負けてしまった生徒にとっては屈辱の旅だ。
涙の思い出にならないように頑張らなくちゃ!
「トモ、絶対負けんなよ」
「う、うん……すごい気合が入っているね」
トモは俺の剣幕に少し押されたようだ。
俺達が学校に着くと、校門の前に数台のバスが縦列に止まっていた。
「これが今日の宿泊学習で俺達や他の奴らが乗るバスだな」
「やっぱりクラス毎に乗るみたいだね。フロントガラスの上にクラスが表記されているよ」
俺とトモはバスをちらっと見た後、玄関で外靴から上靴に履き替え自分の教室に向かう。
「それじゃあトモまた後でな」
「うん、それじゃあ僕は自分の教室にいくから」
そんな会話を交わして俺はD組にトモはA組と、それぞれの教室に入っていった。
「おはようー!」
「おっユウ、おはよ~」
教室にはすでに何人かの同級生が登校していた。
俺は挨拶を交わしながら荷物を教室の後ろ側に置いて、自分の席に座る。
「コウジ、宿泊学習の詳しい説明は今日だよな?」
「当たり前だろ!今日じゃなかったらいつ説明するんだよ!」
事前説明はあったが、より詳細な説明は出発前。

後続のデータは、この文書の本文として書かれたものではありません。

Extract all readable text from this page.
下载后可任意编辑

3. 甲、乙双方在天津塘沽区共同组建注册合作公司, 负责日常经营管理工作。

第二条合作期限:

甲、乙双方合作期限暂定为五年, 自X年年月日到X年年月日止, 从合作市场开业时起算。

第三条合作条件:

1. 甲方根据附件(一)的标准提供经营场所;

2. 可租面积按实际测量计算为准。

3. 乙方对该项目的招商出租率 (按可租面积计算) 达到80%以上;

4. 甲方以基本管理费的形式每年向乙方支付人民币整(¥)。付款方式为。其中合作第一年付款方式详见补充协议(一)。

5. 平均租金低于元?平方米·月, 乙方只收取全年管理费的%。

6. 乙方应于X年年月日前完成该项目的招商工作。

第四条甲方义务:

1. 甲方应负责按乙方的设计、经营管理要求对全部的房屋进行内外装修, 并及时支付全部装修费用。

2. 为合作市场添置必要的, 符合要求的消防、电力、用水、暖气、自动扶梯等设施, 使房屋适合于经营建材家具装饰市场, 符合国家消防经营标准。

つまりこれからだ。
夜中までゲームをしていてすっかり寝不足な俺。
目の前の席に座っているコウジに天然ボケな発言をしてしまい、突っ込まれてしまう。
そうだよな。今日出発するのに、今説明が無かったらいつすればいいんだろう。
自分のアホな発言に思わず苦笑してしまう俺。
「おいおいユウ、しっかりしろよぉ。お前バスの中でのレク係りだろ?」
「ああそうだったな。うっかりしている場合じゃなかったな」
「そうだよ。ユウがボーッとしたら、時実さん可哀想だろ?」
「その名を出すな。俺がレク係りになったのはアイツのせいだ」
コウジの口からミクの名前が出て、さっきまで寝ていた脳が覚醒した。
そう、2週間前の5時間目。宿泊学習の役割を決める話し合いが、俺にとって悪夢の始まりだった。